Truer words have never been spoken. As the great philosopher Aubrey Graham stated, there has always been a special bond between rappers and basketball players.
So the fact that Damian Lillard is balancing a successful basketball career and — as of today — able to drop his second major album, Confirmed shouldn’t surprise us.
Back in May, Dame explained the album’s title on his Instagram as he wrote, “I’ve never had issues with stardom. I’m also not new to music. I’ve always created music while playing at every level of basketball.
“But now this is no longer an experiment. This is my second album. I’m putting out respectable music yearly. I’ve invested in that. I’m settled in. I don’t feel the need to answer questions or address concerns. This is who I am and what I do.”
But as today got here and his album became available for streaming, I found myself hesitant to give Lillard a fair shot.
Despite his efforts to promote, invest, and set time to put this album together I still asked myself how good is Dame, really?
In the past, Tony Parker, Kobe Bryant, Shaquille O’Neal, Metta World Peace, and Lou Williams all pursued rap careers and we all saw how those faired. Why give Dame Dolla a chance?
The number of athletes who’ve tried and fail at music are so high, it’s created this stigma that new rapper athletes have to overcome.
Go support my bro @Dame_Lillard's new album #CONFIRMED. I've been listening on @applemusic here: https://t.co/HpEXUz3RSc#DameDOLLA pic.twitter.com/hV7ilgMkL6
— DeMar DeRozan (@DeMar_DeRozan) October 6, 2017
And it’s not like it hasn’t balanced out. Master P and his son are examples of the playing field being even. The Game can hoop a little, but surely not at an elite level.
So naturally, there’s this myth that you cannot do both, that your skillset is bound to either art or sports.
But Dame proves that wrong.
If you remember it was the internet — the people, essentially — that first raised their collective eyebrows at Dame’s rapping capabilities back when he spit that insane freestyle on Sway in 2015.
You’ve also never seen an athlete get this much support in his musical endeavors. It’s usually clowned and not taken seriously.
.@Dame_Lillard is better than a bunch of these rappers and he does this in his free time after averaging 27 PPG, 6 APG and 5 RPG last year.
— Alex Kennedy (@AlexKennedyNBA) October 6, 2017
Not to mention the rap game sees something in Dame’s art. His last album, 2016’s The Letter O, has Jamie Foxx, Lil Wayne, and Marsha Ambrose on it — big names for an NBA player’s debut rap project.
Even from competitors like Iman Shumpert — who isn’t chump change on the mic either — gave him props.

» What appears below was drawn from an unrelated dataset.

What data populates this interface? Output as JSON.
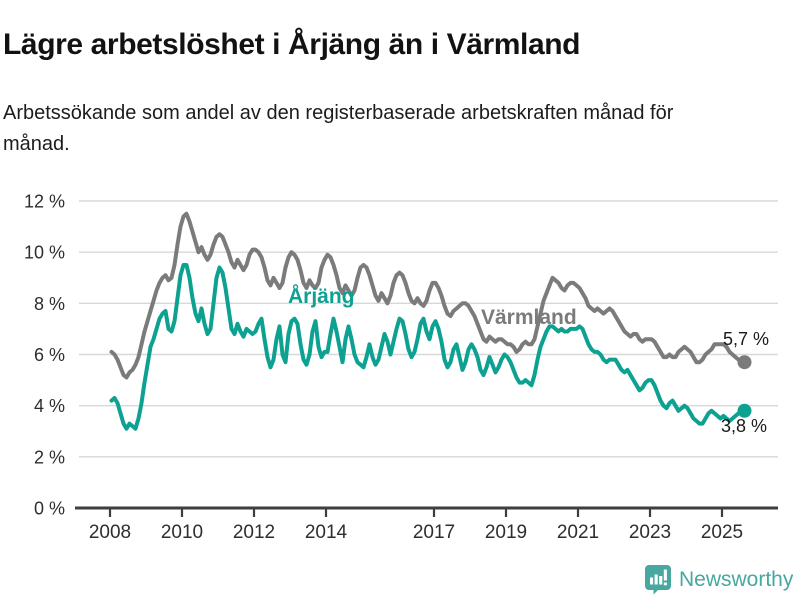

While still picking himself for pro baller with the best bars, on Complex’s Everyday Struggle Shump admitted that Dame has a different lane, saying he’s a Meek Mill, Nipsey Hussle, inspirational bars type rapper.
Although dismissing rapper athletes is tempting, I think we owe it to Dame to give his project a spin.
He’s humble on and off the court, plays his heart out, and has a hell of a come up story.
Rap gives us an in-depth look at an artist’s life and being that Dame is a superstar basketball player, we have a unique opportunity to view a player in a way we haven’t before.